Which is why you should always wear a condom when you go to religious websites. You know, just to be safe.

ISPs and FBI warning about a nasty rootkit called Alureon.

I got an email from an SEB regular about an email they got to check their PC to see if it’s infected that directed them to DCWG.org. She wanted to know if it was legit or a scam. I checked it out and wrote back and I thought the info would be useful for others so here’s her original email followed by my reply:

Subject: dcwg scam

Not hate mail, but a query:  Is this dcwg.org computer checking site that the FBI is sending us to legit?

You’re the only computer guy I “know” [and not in the biblical sense!]

And my reply:

I hadn’t heard about it before, but it doesn’t appear to be a scam. Their about page (http://www.dcwg.org/aboutcontact/) says it’s a joint effort between the FBI, Georgia Tech, The Internet Systems Consortium, Mandiant, National Cyber Forensics and Training Alliance, Neustar, Spamhaus, Team Cynmru, Trend Micro, and the University of Alabama at Birmingham. That’s a pretty impressive group and many of them have links back to dcwg.org. They also provide several links to the FBI (http://www.fbi.gov/news/stories/2011/november/malware_110911) and other sources for confirmation, plus there’s a good number of news articles about it (http://www.usatoday.com/tech/news/story/2012-04-20/internet-woes-infected-pcs/54446044/1).
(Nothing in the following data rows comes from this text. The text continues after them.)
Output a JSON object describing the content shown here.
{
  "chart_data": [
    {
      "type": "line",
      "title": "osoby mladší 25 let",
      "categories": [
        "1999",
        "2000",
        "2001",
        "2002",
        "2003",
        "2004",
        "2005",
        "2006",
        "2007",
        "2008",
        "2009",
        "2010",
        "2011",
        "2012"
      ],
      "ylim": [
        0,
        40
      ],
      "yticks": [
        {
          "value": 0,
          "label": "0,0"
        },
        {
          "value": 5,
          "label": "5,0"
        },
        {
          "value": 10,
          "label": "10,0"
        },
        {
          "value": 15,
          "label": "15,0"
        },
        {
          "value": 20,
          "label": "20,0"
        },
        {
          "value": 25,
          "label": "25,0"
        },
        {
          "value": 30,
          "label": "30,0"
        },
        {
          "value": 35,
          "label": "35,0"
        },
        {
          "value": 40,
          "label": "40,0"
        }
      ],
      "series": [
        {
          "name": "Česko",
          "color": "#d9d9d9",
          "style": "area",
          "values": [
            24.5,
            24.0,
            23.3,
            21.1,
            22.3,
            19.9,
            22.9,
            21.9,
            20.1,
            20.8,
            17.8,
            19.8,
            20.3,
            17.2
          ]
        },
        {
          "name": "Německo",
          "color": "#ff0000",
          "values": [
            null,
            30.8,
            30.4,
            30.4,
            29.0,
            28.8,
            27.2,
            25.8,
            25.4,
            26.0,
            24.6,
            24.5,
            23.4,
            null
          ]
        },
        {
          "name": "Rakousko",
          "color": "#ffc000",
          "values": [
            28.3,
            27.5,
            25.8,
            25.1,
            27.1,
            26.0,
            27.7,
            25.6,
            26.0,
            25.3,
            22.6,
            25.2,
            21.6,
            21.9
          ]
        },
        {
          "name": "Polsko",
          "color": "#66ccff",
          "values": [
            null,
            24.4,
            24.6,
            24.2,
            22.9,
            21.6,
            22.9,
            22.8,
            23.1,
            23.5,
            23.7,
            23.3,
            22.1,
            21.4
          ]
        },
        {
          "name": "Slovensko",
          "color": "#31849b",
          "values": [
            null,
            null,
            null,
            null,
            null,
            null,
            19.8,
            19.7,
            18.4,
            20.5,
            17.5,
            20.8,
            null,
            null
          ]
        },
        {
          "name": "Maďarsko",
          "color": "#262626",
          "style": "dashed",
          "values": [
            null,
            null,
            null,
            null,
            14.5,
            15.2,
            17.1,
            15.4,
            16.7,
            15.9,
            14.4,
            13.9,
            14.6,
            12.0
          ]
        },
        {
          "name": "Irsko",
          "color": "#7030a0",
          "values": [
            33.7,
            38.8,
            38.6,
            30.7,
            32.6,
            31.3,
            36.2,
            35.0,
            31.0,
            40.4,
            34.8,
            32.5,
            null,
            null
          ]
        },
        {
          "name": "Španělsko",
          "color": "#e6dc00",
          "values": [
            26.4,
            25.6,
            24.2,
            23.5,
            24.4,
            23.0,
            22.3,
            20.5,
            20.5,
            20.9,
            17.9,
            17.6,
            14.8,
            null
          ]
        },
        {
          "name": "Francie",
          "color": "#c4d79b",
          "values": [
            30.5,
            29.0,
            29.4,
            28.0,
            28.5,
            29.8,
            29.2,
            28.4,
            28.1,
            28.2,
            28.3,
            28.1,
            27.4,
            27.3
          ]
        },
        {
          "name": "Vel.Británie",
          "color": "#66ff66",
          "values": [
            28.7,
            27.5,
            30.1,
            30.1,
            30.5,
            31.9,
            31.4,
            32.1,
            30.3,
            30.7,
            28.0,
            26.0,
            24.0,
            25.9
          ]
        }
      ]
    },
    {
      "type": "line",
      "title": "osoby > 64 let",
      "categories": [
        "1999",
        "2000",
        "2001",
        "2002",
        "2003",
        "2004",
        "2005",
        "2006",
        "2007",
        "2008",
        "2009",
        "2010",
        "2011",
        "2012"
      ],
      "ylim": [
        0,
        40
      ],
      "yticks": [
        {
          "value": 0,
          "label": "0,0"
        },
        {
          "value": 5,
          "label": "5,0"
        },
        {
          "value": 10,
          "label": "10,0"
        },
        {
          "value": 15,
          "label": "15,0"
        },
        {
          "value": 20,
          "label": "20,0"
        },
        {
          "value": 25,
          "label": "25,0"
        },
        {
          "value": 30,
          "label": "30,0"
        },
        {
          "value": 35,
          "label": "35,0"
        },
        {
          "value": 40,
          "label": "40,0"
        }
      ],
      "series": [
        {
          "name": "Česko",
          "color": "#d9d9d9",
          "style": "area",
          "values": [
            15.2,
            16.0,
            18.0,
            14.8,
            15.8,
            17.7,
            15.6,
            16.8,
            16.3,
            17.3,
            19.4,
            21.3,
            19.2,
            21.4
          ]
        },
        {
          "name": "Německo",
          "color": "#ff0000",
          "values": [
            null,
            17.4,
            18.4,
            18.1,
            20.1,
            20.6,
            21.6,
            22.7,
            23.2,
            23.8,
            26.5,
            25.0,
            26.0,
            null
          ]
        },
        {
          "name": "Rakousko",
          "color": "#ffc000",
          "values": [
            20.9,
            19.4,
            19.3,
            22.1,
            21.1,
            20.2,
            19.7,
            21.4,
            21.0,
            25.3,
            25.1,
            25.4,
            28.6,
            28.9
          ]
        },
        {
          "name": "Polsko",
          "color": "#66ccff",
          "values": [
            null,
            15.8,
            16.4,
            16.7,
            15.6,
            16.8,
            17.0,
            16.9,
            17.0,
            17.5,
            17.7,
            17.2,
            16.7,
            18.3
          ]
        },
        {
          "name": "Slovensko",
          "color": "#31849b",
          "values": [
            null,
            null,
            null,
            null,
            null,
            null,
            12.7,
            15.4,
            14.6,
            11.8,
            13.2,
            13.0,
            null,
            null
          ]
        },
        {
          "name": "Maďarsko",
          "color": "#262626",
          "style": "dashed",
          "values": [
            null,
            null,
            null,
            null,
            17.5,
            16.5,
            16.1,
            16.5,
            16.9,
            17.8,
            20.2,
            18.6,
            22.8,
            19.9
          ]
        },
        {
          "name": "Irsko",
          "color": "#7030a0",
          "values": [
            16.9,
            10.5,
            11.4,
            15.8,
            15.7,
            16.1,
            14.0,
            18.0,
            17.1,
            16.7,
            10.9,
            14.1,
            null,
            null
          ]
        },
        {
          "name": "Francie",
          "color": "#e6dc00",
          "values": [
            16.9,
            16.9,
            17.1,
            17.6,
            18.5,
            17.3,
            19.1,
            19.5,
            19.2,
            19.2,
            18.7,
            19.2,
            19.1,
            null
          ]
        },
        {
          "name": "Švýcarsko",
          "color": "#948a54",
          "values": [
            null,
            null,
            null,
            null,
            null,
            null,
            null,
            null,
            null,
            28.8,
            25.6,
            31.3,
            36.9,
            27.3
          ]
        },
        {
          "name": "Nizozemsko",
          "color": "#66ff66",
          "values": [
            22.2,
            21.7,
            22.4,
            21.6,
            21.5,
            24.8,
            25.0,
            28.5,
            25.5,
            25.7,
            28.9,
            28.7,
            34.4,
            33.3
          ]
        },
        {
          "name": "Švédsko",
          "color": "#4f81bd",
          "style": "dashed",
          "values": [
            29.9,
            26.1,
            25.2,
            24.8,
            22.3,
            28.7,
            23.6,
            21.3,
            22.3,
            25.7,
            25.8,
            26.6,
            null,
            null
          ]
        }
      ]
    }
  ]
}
On top of that there’s a number of articles about it at various ISP such as Comcast (http://forums.comcast.com/t5/Security-and-Anti-Virus/DNS-Changer-Bot-FAQ/td-p/1215341). The fact that it has pretty good prominence on Google’s search is a good indicator it’s legit as well.

If you were sent a notice from your ISP I’d take it seriously and run a couple of the tests to verify. This is a nasty rootkit that modifies what DNS servers you connect to to resolve domain names (it’s how you get from typing in stupidevilbastard.com to an IP address the computer can understand which for SEB would be 209.240.81.155). The rootkit modifies the hosts file on your PC and can, apparently, even modify some home routers as well (especially if you never changed the default password). One clear sign is if your antivirus software has been disabled, but check the links for more info. It appears it’s the Alureon rootkit which you can read more about at Wikipedia: http://en.wikipedia.org/wiki/Alureon

Don’t panic too much. Even if you are infected and lose connectivity in July your PCs can be fixed. The reason they’re working now is the FBI has seized the rogue DNS servers and replaced them with non-naughty ones, but they’re not going to keep them running forever. When they shut them done in July your PC won’t be able to resolve domain names. It’s not that you’re not connected to the net, just that you’d be limited to typing in IP addresses like the one I gave you for SEB. That bypasses DNS altogether.